Man freed after 28 years in prison by DNA testing

Published December 16, 2009 5:00am ET



A Washington man who spent 28 years in prison for raping and murdering a 21-year-old Georgetown University student was released Tuesday after DNA evidence showed he was innocent.

Upon setting him free, authorities handed Donald E. Gates a bus ticket, winter clothes and $75. D.C. Superior Court Judge Fred Ugast, who presided over the now 58-year-old’s trial, threw out Gates’ conviction Tuesday morning. He was released hours later from a prison in Tucson, Ariz.

In September 1982, a D.C. jury convicted Gates of killing and raping Catherine Schilling in Rock Creek Park. At the time, he was in the D.C. jail after pleading guilty to trying to rob another young woman weeks before Schilling was found dead in June 1981.

Prosecutors told the jury that Gates had admitted killing and raping Schilling to a police informant, according to media reports at the time. Gates’ attorney said his arrest for trying to snatch a woman’s purse near where Schilling was found was the only reason he was charged with murdering Schilling.

Schilling’s naked body was found by her co-workers in a wooded area beneath the Whitehurst Freeway on June 23, 1981, media reports said. They had gone looking for her when the Georgetown senior failed to show up for her paralegal job in the Watergate Office Building.

They quickly found Schilling near a 300-foot trail she often took as a shortcut from work to her apartment. She had been shot five times and raped. Nearby, police found her clothes, books and wallet still holding cash.

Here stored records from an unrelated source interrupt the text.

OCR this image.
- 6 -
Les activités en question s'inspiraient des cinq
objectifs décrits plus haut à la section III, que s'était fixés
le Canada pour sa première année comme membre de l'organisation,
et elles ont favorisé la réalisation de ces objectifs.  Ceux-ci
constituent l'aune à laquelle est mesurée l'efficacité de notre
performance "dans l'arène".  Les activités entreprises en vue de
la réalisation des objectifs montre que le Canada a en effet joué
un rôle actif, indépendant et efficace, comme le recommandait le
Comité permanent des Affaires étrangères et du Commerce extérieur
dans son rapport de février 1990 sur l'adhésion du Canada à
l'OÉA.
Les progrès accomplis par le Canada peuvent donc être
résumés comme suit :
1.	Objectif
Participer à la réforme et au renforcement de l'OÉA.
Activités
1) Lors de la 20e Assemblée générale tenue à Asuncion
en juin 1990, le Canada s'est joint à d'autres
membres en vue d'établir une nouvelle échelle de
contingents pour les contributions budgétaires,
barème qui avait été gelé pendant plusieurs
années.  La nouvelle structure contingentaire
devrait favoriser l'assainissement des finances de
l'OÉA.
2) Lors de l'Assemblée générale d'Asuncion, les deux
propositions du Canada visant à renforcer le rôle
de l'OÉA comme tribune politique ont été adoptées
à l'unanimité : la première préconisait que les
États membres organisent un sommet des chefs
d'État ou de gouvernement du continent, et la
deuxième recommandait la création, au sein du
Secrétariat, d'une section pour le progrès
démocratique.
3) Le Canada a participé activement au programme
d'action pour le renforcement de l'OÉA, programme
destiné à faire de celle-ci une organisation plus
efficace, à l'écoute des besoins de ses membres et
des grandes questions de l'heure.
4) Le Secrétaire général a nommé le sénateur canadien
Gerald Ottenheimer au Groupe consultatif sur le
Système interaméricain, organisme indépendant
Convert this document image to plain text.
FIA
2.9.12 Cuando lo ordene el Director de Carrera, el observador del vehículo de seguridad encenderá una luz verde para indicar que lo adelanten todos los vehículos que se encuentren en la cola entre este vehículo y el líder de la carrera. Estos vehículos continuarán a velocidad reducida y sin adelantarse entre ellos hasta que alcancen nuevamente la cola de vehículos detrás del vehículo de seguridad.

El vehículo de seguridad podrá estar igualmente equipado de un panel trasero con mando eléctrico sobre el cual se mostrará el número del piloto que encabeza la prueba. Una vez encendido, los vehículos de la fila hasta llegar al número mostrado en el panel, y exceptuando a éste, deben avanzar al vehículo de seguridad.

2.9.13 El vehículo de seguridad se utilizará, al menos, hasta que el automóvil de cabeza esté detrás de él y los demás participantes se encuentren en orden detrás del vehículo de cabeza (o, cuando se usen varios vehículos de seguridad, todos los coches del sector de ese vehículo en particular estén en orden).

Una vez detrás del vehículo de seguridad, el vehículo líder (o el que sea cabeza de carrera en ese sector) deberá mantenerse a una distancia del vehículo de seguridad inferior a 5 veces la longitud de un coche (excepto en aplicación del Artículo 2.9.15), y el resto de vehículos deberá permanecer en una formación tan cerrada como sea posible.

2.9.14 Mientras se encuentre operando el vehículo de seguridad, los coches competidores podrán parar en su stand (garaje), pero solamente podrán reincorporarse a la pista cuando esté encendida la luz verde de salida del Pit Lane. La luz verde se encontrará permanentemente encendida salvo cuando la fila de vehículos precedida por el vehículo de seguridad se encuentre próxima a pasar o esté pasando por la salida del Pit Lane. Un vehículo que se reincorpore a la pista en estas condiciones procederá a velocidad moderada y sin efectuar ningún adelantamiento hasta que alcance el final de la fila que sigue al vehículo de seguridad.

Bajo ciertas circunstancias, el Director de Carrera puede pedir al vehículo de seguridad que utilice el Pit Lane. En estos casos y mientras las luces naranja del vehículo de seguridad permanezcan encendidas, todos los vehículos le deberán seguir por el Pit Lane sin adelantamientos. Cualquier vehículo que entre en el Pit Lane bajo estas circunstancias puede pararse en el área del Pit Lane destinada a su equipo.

The jury convicted Gates, partly relying on forensic evidence provided by an FBI analyst whose body of work has since been called into question.

Schilling was murdered amid a streak of deadly attacks on women in Rock Creek Park, much like those that occurred around the time intern Chandra Levy disappeared in the park in 2001. Those attacks continued after Gates was jailed.

Following his release Tuesday, Gates told the Associated Press that being free felt “beautiful.” He said his faith in God helped him get through his incarceration.